On March 12, 2025, the SEC’s Division of Corporation Finance issued guidance affirming that issuers in a 506(c) offering could reasonably be considered to have properly “verified” an investor’s accredited status based simply on certain representations by an investor if the amount invested is “sufficiently high.” This would provide an alternate path for issuers in certain offerings to avoid requiring investors to produce financial documents, tax returns, or third-party verification, which can be time consuming, costly, and off-putting to potential investors.
Issue:
Businesses engaged in raising private capital sometimes find it desirable to present their offering to a broader audience. Rule 506(c) under the Securities Act of 1933 provides issuers a path to raise capital in an exempt offering while utilizing “general solicitation”. The ability to broadcast the offering to a wider audience can present obvious benefits, but in order to utilize this tool, the offering must be made only to accredited investors. Unlike Rule 506(b) offerings, one of the keystone requirements for an offering to comply with the Rule 506(c) safe harbor is that the issuer take “reasonable steps to verify” the investor’s accredited investor status. Commonly cited ways for the issuer to take such reasonable steps include requiring investors to submit tax returns or bank/brokerage statements or employ a third-party verification service. Such measures can deter certain investors from participating in 506(c) offerings, can add costs to the issuer’s fundraising efforts, and may otherwise create inefficiencies in the capital raising process.
Development:
Following a law firm’s request for interpretive guidance, the Division of Corporation Finance (“Division”) issued two updates to its Compliance and Disclosure Interpretations (“C&DIs”). Both of the updated C&DIs focus on the fact that the verification requirement is tied to a reasonableness standard. But one of the updated C&DIs specifies that the reasonable verification requirement may be satisfied, with fewer additional verification steps or even no additional verification steps, where the issuer has: (1) established a “high” minimum investment amount; (2) the subject investor has met the high minimum; (3) the investor has self-certified accredited investor status and that the funds used to make the investment are not financed by a third-party; and (4) the issuer isn’t aware of any facts that indicate the investor is not an accredited investor.

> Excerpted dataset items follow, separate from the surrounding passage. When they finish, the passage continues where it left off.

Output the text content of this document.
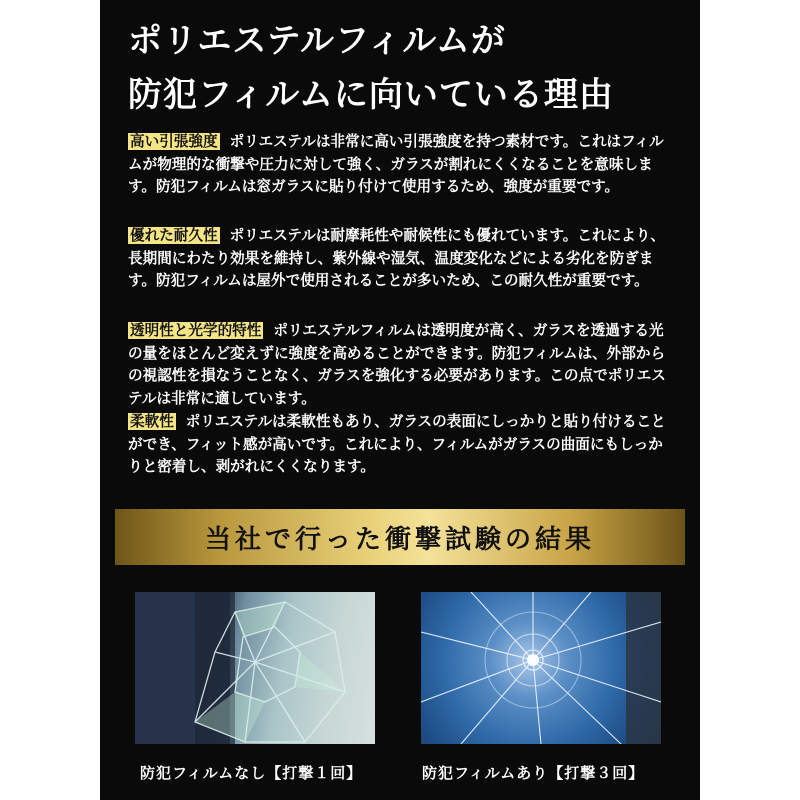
ポリエステルフィルムが
防犯フィルムに向いている理由
高い引張強度 ポリエステルは非常に高い引張強度を持つ素材です。これはフィルムが物理的な衝撃や圧力に対して強く、ガラスが割れにくくなることを意味します。防犯フィルムは窓ガラスに貼り付けて使用するため、強度が重要です。
優れた耐久性 ポリエステルは耐摩耗性や耐候性にも優れています。これにより、長期間にわたり効果を維持し、紫外線や湿気、温度変化などによる劣化を防ぎます。防犯フィルムは屋外で使用されることが多いため、この耐久性が重要です。
透明性と光学的特性 ポリエステルフィルムは透明度が高く、ガラスを透過する光の量をほとんど変えずに強度を高めることができます。防犯フィルムは、外部からの視認性を損なうことなく、ガラスを強化する必要があります。この点でポリエステルは非常に適しています。
柔軟性 ポリエステルは柔軟性もあり、ガラスの表面にしっかりと貼り付けることができ、フィット感が高いです。これにより、フィルムがガラスの曲面にもしっかりと密着し、剥がれにくくなります。
当社で行った衝撃試験の結果
防犯フィルムなし【打撃１回】	防犯フィルムあり【打撃３回】
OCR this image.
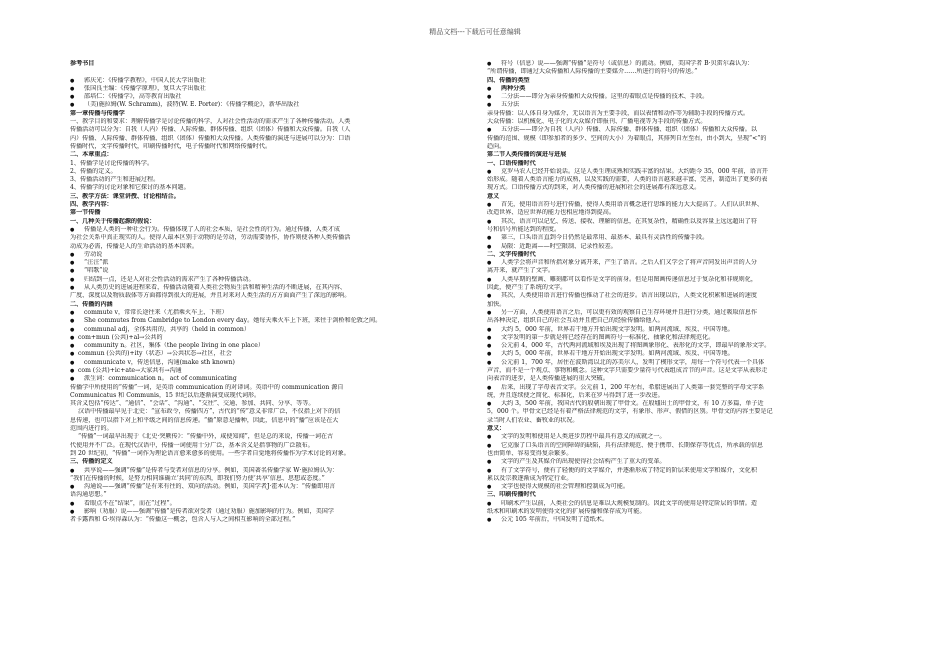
精品文档---下载后可任意编辑
参考书目

● 郭庆光：《传播学教程》，中国人民大学出版社
● 张国良主编：《传播学原理》，复旦大学出版社
● 邵培仁：《传播学》，高等教育出版社
● （美)施拉姆(W. Schramm)，波特(W. E. Porter)：《传播学概论》，新华出版社
第一章传播与传播学
一、教学目的和要求：理解传播学是讨论传播的科学，人对社会性活动的需求产生了各种传播活动。人类
传播活动可以分为：自我（人内）传播、人际传播、群体传播、组织（团体）传播和大众传播。自我（人
内）传播、人际传播、群体传播、组织（团体）传播和大众传播。人类传播的演进与进展可以分为：口语
传播时代，文字传播时代，印刷传播时代，电子传播时代和网络传播时代。
二、本章重点：
1、传播学是讨论传播的科学。
2、传播的定义。
3、传播活动的产生和进展过程。
4、传播学的讨论对象和它探讨的基本问题。
三、教学方法：课堂讲授、讨论相结合。
四、教学内容：
第一节传播
一、几种关于传播起源的假说：
● 传播是人类的一种社会行为。传播体现了人的社会本质，是社会性的行为。通过传播，人类才成
为社会关系中真正现实的人。使得人最本区别于动物的是劳动，劳动需要协作，协作则使各种人类传播活
动成为必需，传播是人的生命活动的基本因素。
● 劳动说
● “汪汪”派
● “唱歌”说
● 归结到一点，还是人对社会性活动的需求产生了各种传播活动。
● 从人类历史的进展进程来看，传播活动随着人类社会物质生活和精神生活的不断进展，在其内容、
广度、深度以及物质载体等方面都得到很大的进展，并且对来对人类生活的方方面面产生了深远的影响。
二、传播的内涵
● commute v，常常长途往来（尤指乘火车上、下班）
● She commutes from Cambridge to London every day。她每天乘火车上下班，来往于剑桥和伦敦之间。
● communal adj，全体共用的，共享的（held in common）
● com+mun (公共)+al→公共的
● community n。社区，集体（the people living in one place）
● commun (公共的)+ity（状态）→公共状态→社区，社会
● communicate v，传送信息，沟通(make sth known)
● com (公共)+ic+ate→大家共有→沟通
● 派生词：communication n。 act of communicating
传播学中所使用的“传播”一词，是英语 communication 的对译词。英语中的 communication 源自
Communicatus 和 Communis，15 世纪以后逐渐演变成现代词形。
其含义包括“传达”、“通信”、“会话”、“沟通”、“交往”、交通、参加、共同、分享、等等。
汉语中传播最早见于北史：“宣布政令，传播四方”，古代的“传”意义非常广泛，不仅指上对下的信
息传递，也可以指下对上和平级之间的信息传递。“播”原意是播种，因此，信息中的“播”应该是在大
范围内进行的。
“传播”一词最早出现于《北史·突厥传》：“传播中外，咸使知闻”，但是总的来说，传播一词在古
代使用并不广泛。在现代汉语中，传播一词使用十分广泛，基本含义是指事物的广泛散布。
到 20 世纪初，“传播”一词作为理论语言愈来愈多的使用。一些学者自觉地将传播作为学术讨论的对象。
三、传播的定义
● 共享说——强调“传播”是传者与受者对信息的分享。例如，美国著名传播学家 W·施拉姆认为：
“我们在传播的时候，是努力相同谁确立‘共同’的东西，即我们努力使‘共享’信息、思想或态度。”
● 沟通说——强调“传播”是有来有往的、双向的活动。例如，美国学者J·霍本认为：“传播即用言
语沟通思想。”
● 看眼点不在“结果”，而在“过程”。
● 影响（劝服）说——强调“传播”是传者欲对受者（通过劝服）施加影响的行为。例如，美国学
者卡露西和 G·埃得森认为：“传播这一概念，包含人与人之间相互影响的全部过程。”
● 符号（信息）说——强调“传播”是符号（或信息）的流动。例如，美国学者 B·贝雷尔森认为：
“所谓传播，即通过大众传播和人际传播的主要媒介……所进行的符号的传送。”
四、传播的类型
● 两种分类
● 二分法——即分为亲身传播和大众传播。这里的着眼点是传播的技术、手段。
● 五分法
亲身传播：以人体自身为媒介，无以语言为主要手段，而以表情和动作等为辅助手段的传播方式。
大众传播：以机械化、电子化的大众媒介即报刊、广播电视等为手段的传播方式。
● 五分法——即分为自我（人内）传播、人际传播、群体传播、组织（团体）传播和大众传播。以
传播的范围、规模（即参加者的多少、空间的大小）为着眼点，其排列自左至右，由小到大，呈现“<”的
趋向。
第二节人类传播的演进与进展
一、口语传播时代
● 克罗马农人已经开始说话。这是人类生理成熟和实践丰富的结果。大约距今 35，000 年前，语言开
始形成。随着人类语言能力的成熟，以及实践的需要，人类的语言越来越丰富、完善，制造出了更多的表
现方式。口语传播方式的到来，对人类传播的进展和社会的进展都有深远意义。
意义
● 首先，使用语言符号进行传播，使得人类用语言概念进行思维的能力大大提高了。人们认识世界、
改造世界、适应世界的能力也相应地得到提高。
● 其次，语言可以记忆、传送、接收、理解的信息，在其复杂性，精确性以及容量上远远超出了符
号和信号所能达到的程度。
● 第三，口头语言直到今日仍然是最常用、最基本、最具有灵活性的传播手段。
● 局限：近距离——时空限制、记录性较差。
二、文字传播时代
● 人类学会将声音和所指对象分离开来，产生了语言。之后人们又学会了将声音同发出声音的人分
离开来，就产生了文字。
● 人类早期的壁画、雕刻都可以看作是文字的前身。但是用图画传递信息过于复杂化和非规则化，
因此，便产生了系统的文字。
● 其次，人类使用语言进行传播也推动了社会的进步。语言出现以后，人类文化积累和进展的速度
加快。
● 另一方面，人类使用语言之后，可以更有效的观察自己生存环境并且进行分类，通过吸取信息作
出各种决定，组织自己的社会互动并且把自己的经验传播给他人。
● 大约 5，000 年前，世界若干地方开始出现文字发明。如两河流域、埃及、中国等地。
● 文字发明的第一步就是将已经存在的图画符号一标准化、抽象化和法律规范化。
● 公元前 4，000 年，古代两河流域和埃及出现了将图画象形化、表形化的文字，即最早的象形文字。
● 大约 5，000 年前，世界若干地方开始出现文字发明。如两河流域、埃及、中国等地。
● 公元前 1，700 年，居住在波斯湾以北的苏美尔人，发明了楔形文字，用每一个符号代表一个具体
声音，而不是一个观点、事物和概念。这种文字只需要少量符号代表组成音节的声音。这是文字从表形走
向表音的进步，是人类传播进展的重大突破。
● 后来，出现了字母表音文字。公元前 1，200 年左右，希腊进展出了人类第一套完整的字母文字系
统，并且连续使之简化、标准化，后来在罗马得到了进一步改进。
● 大约 3，500 年前，我国古代的殷朝出现了甲骨文。在殷墟出土的甲骨文，有 10 万多篇，单子近
5，000 个。甲骨文已经是有着严格法律规范的文字，有象形、形声、假借的区别。甲骨文的内容主要是记
录当时人们农业、畜牧业的状况。
意义：
● 文字的发明和使用是人类进步历程中最具有意义的成就之一。
● 它克服了口头语言的空间障碍的缺陷，具有法律规范、便于携带、长期保存等优点，所承载的信息
也由简单、容易变得复杂繁多。
● 文字的产生及其媒介的出现使得社会结构产生了重大的变革。
● 有了文字符号，便有了轻便的的文字媒介，并逐渐形成了特定的阶层来使用文字和媒介，文化积
累以及宗教逐渐成为特定行业。
● 文字也使得大规模的社会管理和控制成为可能。
三、印刷传播时代
● 印刷术产生以前，人类社会的信息是难以大规模复制的。因此文字的使用是特定阶层的事情。造
纸术和印刷术的发明使得文化的扩展传播和保存成为可能。
● 公元 105 年前后，中国发明了造纸术。
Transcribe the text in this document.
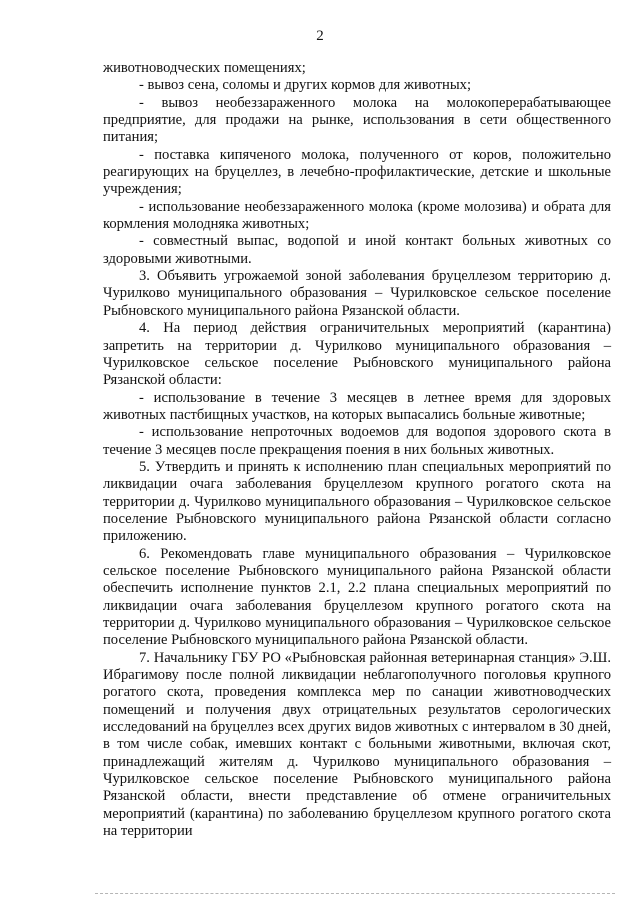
2

животноводческих помещениях;

- вывоз сена, соломы и других кормов для животных;

- вывоз необеззараженного молока на молокоперерабатывающее предприятие, для продажи на рынке, использования в сети общественного питания;

- поставка кипяченого молока, полученного от коров, положительно реагирующих на бруцеллез, в лечебно-профилактические, детские и школьные учреждения;

- использование необеззараженного молока (кроме молозива) и обрата для кормления молодняка животных;

- совместный выпас, водопой и иной контакт больных животных со здоровыми животными.

3. Объявить угрожаемой зоной заболевания бруцеллезом территорию д. Чурилково муниципального образования – Чурилковское сельское поселение Рыбновского муниципального района Рязанской области.

4. На период действия ограничительных мероприятий (карантина) запретить на территории д. Чурилково муниципального образования – Чурилковское сельское поселение Рыбновского муниципального района Рязанской области:

- использование в течение 3 месяцев в летнее время для здоровых животных пастбищных участков, на которых выпасались больные животные;

- использование непроточных водоемов для водопоя здорового скота в течение 3 месяцев после прекращения поения в них больных животных.

5. Утвердить и принять к исполнению план специальных мероприятий по ликвидации очага заболевания бруцеллезом крупного рогатого скота на территории д. Чурилково муниципального образования – Чурилковское сельское поселение Рыбновского муниципального района Рязанской области согласно приложению.

6. Рекомендовать главе муниципального образования – Чурилковское сельское поселение Рыбновского муниципального района Рязанской области обеспечить исполнение пунктов 2.1, 2.2 плана специальных мероприятий по ликвидации очага заболевания бруцеллезом крупного рогатого скота на территории д. Чурилково муниципального образования – Чурилковское сельское поселение Рыбновского муниципального района Рязанской области.

7. Начальнику ГБУ РО «Рыбновская районная ветеринарная станция» Э.Ш. Ибрагимову после полной ликвидации неблагополучного поголовья крупного рогатого скота, проведения комплекса мер по санации животноводческих помещений и получения двух отрицательных результатов серологических исследований на бруцеллез всех других видов животных с интервалом в 30 дней, в том числе собак, имевших контакт с больными животными, включая скот, принадлежащий жителям д. Чурилково муниципального образования – Чурилковское сельское поселение Рыбновского муниципального района Рязанской области, внести представление об отмене ограничительных мероприятий (карантина) по заболеванию бруцеллезом крупного рогатого скота на территории
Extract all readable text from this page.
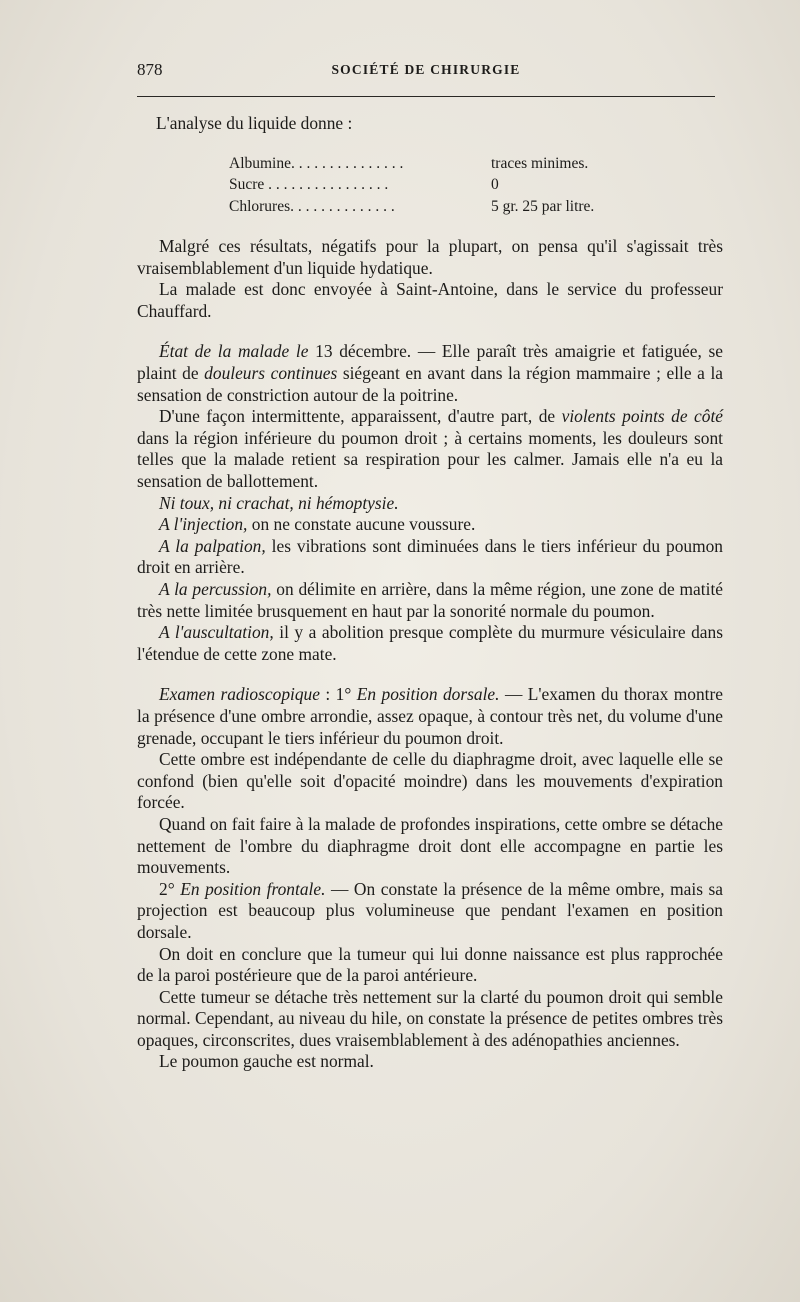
878	SOCIÉTÉ DE CHIRURGIE

L'analyse du liquide donne :

Albumine. . . . . . . . . . . . . . .	traces minimes.
Sucre . . . . . . . . . . . . . . . .	0
Chlorures. . . . . . . . . . . . . .	5 gr. 25 par litre.

Malgré ces résultats, négatifs pour la plupart, on pensa qu'il s'agissait très vraisemblablement d'un liquide hydatique.

La malade est donc envoyée à Saint-Antoine, dans le service du professeur Chauffard.

État de la malade le 13 décembre. — Elle paraît très amaigrie et fatiguée, se plaint de douleurs continues siégeant en avant dans la région mammaire ; elle a la sensation de constriction autour de la poitrine.

D'une façon intermittente, apparaissent, d'autre part, de violents points de côté dans la région inférieure du poumon droit ; à certains moments, les douleurs sont telles que la malade retient sa respiration pour les calmer. Jamais elle n'a eu la sensation de ballottement.

Ni toux, ni crachat, ni hémoptysie.

A l'injection, on ne constate aucune voussure.

A la palpation, les vibrations sont diminuées dans le tiers inférieur du poumon droit en arrière.

A la percussion, on délimite en arrière, dans la même région, une zone de matité très nette limitée brusquement en haut par la sonorité normale du poumon.

A l'auscultation, il y a abolition presque complète du murmure vésiculaire dans l'étendue de cette zone mate.

Examen radioscopique : 1° En position dorsale. — L'examen du thorax montre la présence d'une ombre arrondie, assez opaque, à contour très net, du volume d'une grenade, occupant le tiers inférieur du poumon droit.

Cette ombre est indépendante de celle du diaphragme droit, avec laquelle elle se confond (bien qu'elle soit d'opacité moindre) dans les mouvements d'expiration forcée.

Quand on fait faire à la malade de profondes inspirations, cette ombre se détache nettement de l'ombre du diaphragme droit dont elle accompagne en partie les mouvements.

2° En position frontale. — On constate la présence de la même ombre, mais sa projection est beaucoup plus volumineuse que pendant l'examen en position dorsale.

On doit en conclure que la tumeur qui lui donne naissance est plus rapprochée de la paroi postérieure que de la paroi antérieure.

Cette tumeur se détache très nettement sur la clarté du poumon droit qui semble normal. Cependant, au niveau du hile, on constate la présence de petites ombres très opaques, circonscrites, dues vraisemblablement à des adénopathies anciennes.

Le poumon gauche est normal.
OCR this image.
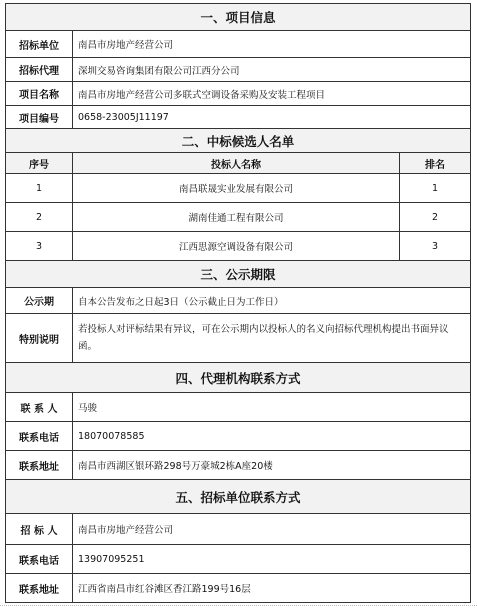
一、项目信息		
招标单位	南昌市房地产经营公司	
招标代理	深圳交易咨询集团有限公司江西分公司	
项目名称	南昌市房地产经营公司多联式空调设备采购及安装工程项目	
项目编号	0658-23005J11197	
二、中标候选人名单		
序号	投标人名称	排名
1	南昌联晟实业发展有限公司	1
2	湖南佳通工程有限公司	2
3	江西思源空调设备有限公司	3
三、公示期限		
公示期	自本公告发布之日起3日（公示截止日为工作日）	
特别说明	若投标人对评标结果有异议，可在公示期内以投标人的名义向招标代理机构提出书面异议函。	
四、代理机构联系方式		
联 系 人	马骏	
联系电话	18070078585	
联系地址	南昌市西湖区银环路298号万豪城2栋A座20楼	
五、招标单位联系方式		
招 标 人	南昌市房地产经营公司	
联系电话	13907095251	
联系地址	江西省南昌市红谷滩区香江路199号16层	
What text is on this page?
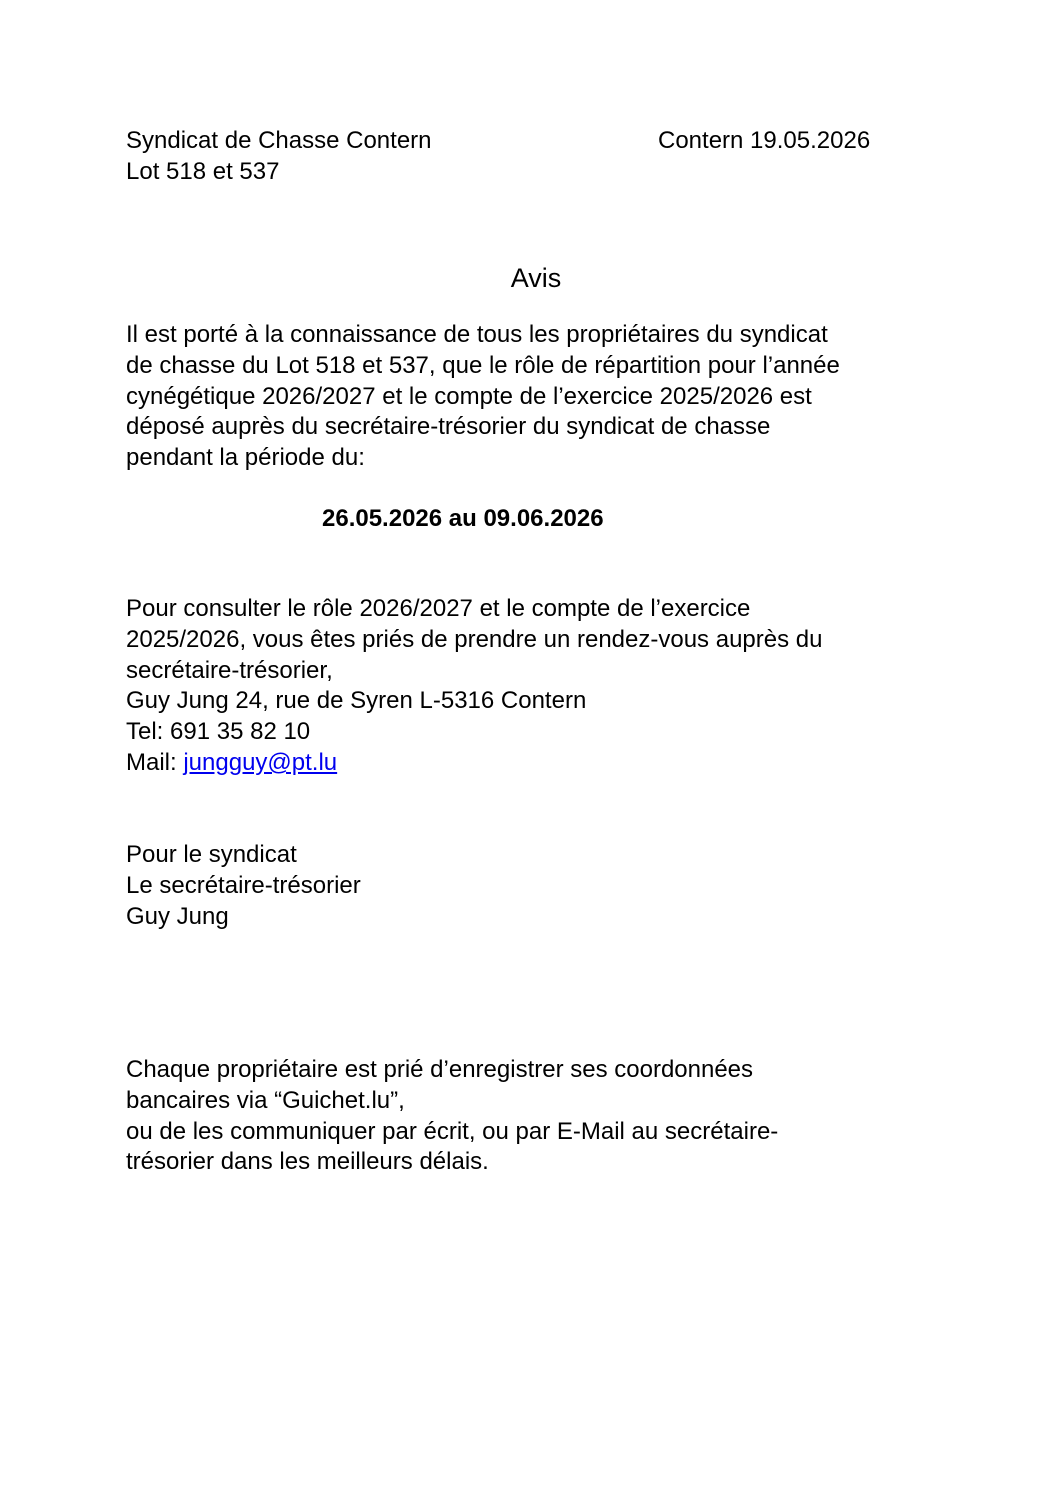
Syndicat de Chasse Contern
Lot 518 et 537
Contern 19.05.2026
Avis
Il est porté à la connaissance de tous les propriétaires du syndicat
de chasse du Lot 518 et 537, que le rôle de répartition pour l’année
cynégétique 2026/2027 et le compte de l’exercice 2025/2026 est
déposé auprès du secrétaire-trésorier du syndicat de chasse
pendant la période du:
26.05.2026 au 09.06.2026
Pour consulter le rôle 2026/2027 et le compte de l’exercice
2025/2026, vous êtes priés de prendre un rendez-vous auprès du
secrétaire-trésorier,
Guy Jung 24, rue de Syren L-5316 Contern
Tel: 691 35 82 10
Mail: jungguy@pt.lu
Pour le syndicat
Le secrétaire-trésorier
Guy Jung
Chaque propriétaire est prié d’enregistrer ses coordonnées
bancaires via “Guichet.lu”,
ou de les communiquer par écrit, ou par E-Mail au secrétaire-
trésorier dans les meilleurs délais.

The updated C&DIs reference language from prior SEC releases, including the Adopting Release for Rule 506(c) as support for the new guidance. But the new guidance is significant in that it gives issuers another path to compliance when raising capital via broader marketing efforts without utilizing the most common accredited investor verification methods.
Application:
Despite the clarity, some important key questions remain open – what investment amount is sufficiently high to support a 506(c) issuer’s reliance on an investor’s self-certification? Although the Division did not specify dollar thresholds, we note that the letter requesting the guidance referenced a $200,000 minimum for individuals and $1,000,000 for entities. However, these figures should not be seen as clear benchmarks.
Further, the issue of “third-party financing” will likely require careful consideration by issuers. For example, what should the issuer do if a minor child of a wealthy investor claims to be using their own funds to make a $300,000 investment? Must additional verification measures be taken?
Finally, how does this verification method combine with other verification methods in a single offering? Might an issuer accept lower investment amounts from investors that provide additional verification materials in the same offering in which it accepts self-certified accredited investors at higher minimums? Although it doesn’t strictly check box (1) set forth above, the application of the reasonableness standard would suggest the answer is “yes.”
In sum, issuers and their counsel should treat the new guidance as clear support for a logical solution to the 506(c) accredited investor verification requirement. However, they should diligently document their reasoning as to the sufficiency of the investment amount and the degree to which they rely on the investor’s self-certifications in certain circumstances.